The authors also survey the literature that explores why this happens. The main theory they highlight: Small companies are funded by many decision makers (angel investors and VCs). Big companies have very few decision makers (senior management at 20 huge companies okay most internal funding for the entire industry). But research efforts are dominated by uncertainty, so independent bets made by many people do better. And corporate deciders fall prey to the sunk-cost fallacy, while VCs let failing companies fail and spend the money on new bets.

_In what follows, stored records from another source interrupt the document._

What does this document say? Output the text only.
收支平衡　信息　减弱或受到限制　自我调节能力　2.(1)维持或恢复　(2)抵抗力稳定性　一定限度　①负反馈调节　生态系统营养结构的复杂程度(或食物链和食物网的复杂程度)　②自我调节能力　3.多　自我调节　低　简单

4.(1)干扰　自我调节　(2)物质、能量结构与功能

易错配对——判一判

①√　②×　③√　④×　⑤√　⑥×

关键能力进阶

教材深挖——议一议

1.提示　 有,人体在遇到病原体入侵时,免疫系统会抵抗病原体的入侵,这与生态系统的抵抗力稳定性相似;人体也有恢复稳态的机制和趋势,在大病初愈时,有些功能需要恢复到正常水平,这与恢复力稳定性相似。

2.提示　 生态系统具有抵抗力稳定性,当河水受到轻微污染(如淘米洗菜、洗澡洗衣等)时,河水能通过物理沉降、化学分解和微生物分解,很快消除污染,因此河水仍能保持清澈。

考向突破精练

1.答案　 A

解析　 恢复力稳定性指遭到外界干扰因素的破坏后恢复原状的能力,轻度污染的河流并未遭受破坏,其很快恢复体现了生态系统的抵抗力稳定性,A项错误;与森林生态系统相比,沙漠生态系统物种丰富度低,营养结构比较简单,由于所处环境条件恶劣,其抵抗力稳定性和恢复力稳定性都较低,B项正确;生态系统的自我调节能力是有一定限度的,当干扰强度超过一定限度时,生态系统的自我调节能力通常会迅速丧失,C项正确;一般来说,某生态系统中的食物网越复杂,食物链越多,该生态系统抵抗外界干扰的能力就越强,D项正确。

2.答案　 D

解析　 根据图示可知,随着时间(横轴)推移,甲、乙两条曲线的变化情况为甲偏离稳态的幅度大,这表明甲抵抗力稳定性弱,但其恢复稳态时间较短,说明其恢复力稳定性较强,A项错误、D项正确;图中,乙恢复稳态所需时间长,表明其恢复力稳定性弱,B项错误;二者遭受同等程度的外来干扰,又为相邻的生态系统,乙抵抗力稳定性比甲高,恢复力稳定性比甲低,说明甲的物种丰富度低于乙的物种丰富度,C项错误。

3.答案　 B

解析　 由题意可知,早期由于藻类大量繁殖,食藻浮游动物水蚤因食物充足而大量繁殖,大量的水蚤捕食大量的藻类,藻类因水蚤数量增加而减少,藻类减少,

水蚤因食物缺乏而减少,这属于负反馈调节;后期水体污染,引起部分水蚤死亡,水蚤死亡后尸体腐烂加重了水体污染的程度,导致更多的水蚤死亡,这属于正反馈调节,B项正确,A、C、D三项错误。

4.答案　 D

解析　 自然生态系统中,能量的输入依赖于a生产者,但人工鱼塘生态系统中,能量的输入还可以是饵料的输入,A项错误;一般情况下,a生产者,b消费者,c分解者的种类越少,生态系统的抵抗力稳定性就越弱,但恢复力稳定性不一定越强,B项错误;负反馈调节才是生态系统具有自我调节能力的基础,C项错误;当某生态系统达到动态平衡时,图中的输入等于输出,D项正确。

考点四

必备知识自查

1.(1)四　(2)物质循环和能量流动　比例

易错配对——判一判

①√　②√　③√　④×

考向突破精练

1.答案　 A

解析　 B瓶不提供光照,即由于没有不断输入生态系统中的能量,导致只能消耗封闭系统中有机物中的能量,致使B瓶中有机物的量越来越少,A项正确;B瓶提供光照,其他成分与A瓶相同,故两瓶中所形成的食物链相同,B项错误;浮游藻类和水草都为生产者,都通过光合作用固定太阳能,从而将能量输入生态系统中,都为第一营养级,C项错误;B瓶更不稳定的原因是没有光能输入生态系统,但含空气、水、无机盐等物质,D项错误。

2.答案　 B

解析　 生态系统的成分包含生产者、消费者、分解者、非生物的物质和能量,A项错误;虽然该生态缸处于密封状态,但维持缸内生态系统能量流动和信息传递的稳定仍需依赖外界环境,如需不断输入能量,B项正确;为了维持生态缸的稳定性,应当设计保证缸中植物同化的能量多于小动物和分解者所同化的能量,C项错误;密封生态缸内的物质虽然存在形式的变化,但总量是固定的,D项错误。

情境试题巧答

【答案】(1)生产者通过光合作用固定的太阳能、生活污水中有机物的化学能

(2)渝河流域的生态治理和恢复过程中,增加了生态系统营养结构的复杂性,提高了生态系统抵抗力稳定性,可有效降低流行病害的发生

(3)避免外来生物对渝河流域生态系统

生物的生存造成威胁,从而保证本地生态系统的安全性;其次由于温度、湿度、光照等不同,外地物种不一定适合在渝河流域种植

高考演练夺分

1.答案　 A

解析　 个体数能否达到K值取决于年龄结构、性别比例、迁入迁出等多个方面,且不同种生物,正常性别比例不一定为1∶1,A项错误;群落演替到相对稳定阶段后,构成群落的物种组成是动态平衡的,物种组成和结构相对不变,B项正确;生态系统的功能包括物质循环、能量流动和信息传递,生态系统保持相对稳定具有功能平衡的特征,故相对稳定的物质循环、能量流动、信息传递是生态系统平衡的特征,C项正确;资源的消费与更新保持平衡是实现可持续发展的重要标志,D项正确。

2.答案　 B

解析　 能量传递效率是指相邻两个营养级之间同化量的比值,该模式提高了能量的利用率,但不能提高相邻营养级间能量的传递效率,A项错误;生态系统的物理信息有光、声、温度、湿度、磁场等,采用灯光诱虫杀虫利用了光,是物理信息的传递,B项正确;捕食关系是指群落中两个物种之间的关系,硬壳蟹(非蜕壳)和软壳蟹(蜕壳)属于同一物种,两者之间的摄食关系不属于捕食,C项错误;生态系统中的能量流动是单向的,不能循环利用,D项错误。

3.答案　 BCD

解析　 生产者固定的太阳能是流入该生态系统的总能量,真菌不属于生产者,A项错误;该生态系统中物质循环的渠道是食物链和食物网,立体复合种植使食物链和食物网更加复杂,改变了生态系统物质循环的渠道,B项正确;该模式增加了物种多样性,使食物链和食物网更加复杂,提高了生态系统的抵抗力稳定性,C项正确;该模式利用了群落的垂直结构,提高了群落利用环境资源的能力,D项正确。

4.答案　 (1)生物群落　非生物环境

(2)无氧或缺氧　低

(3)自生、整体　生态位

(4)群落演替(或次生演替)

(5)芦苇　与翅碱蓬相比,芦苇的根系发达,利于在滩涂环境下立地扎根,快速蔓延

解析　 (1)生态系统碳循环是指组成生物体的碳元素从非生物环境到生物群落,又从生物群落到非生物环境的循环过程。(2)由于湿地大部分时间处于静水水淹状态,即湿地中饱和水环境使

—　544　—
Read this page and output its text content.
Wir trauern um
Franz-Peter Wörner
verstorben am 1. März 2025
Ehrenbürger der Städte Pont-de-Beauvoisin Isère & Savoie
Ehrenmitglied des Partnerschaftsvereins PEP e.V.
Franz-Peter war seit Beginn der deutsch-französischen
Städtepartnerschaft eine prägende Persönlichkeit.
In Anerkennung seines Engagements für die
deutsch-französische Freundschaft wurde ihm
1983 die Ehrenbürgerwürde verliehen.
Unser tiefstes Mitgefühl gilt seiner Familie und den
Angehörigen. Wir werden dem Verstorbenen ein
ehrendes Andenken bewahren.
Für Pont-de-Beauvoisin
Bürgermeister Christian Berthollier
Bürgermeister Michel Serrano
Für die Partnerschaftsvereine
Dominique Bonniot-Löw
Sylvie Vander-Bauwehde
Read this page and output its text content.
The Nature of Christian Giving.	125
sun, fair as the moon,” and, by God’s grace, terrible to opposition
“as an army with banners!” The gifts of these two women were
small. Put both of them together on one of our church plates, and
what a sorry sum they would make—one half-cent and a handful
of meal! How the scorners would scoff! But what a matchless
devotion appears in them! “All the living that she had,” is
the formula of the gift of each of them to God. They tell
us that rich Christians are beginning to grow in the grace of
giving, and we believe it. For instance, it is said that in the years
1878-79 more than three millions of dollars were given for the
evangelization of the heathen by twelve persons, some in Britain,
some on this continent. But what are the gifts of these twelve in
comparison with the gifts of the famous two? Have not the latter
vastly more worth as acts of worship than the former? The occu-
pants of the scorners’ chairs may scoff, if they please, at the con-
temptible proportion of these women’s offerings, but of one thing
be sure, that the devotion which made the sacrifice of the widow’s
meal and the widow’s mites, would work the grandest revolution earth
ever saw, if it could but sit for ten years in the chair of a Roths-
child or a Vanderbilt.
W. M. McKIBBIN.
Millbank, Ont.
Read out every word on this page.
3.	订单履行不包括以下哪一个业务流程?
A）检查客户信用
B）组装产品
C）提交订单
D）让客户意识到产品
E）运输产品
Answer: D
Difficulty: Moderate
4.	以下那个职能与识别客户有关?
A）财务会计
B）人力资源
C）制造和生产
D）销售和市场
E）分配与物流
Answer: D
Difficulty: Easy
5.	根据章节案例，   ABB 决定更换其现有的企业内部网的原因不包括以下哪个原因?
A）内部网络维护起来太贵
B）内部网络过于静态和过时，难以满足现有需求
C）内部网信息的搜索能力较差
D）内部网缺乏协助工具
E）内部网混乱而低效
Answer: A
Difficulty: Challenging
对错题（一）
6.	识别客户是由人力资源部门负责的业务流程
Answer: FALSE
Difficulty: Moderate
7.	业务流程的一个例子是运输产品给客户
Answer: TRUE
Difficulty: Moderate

Its worth drawing a parallel to the tech industry: rich companies get many or most of their innovations by buying or partnering with tiny innovators, while tiny innovators try, by the thousands, sometimes scaling to become blockbusters, sometimes acquired, sometimes failing. It’s also striking how in both industries large companies can’t stop themselves from centralizing decisions about internal projects, thus passing up most of their chances for new blockbusters (drat!), while they do much better with acquisitions and partnerships.
I’m reminded of a practice that, as I recall, is used by both Y-Combinator and Andreessen-Horowitz: for small bets, any one decider can say yes. But more than anything this book points out that there’s a lot of value in letting cutting-edge research happen outside of your huge company and then buying the winners.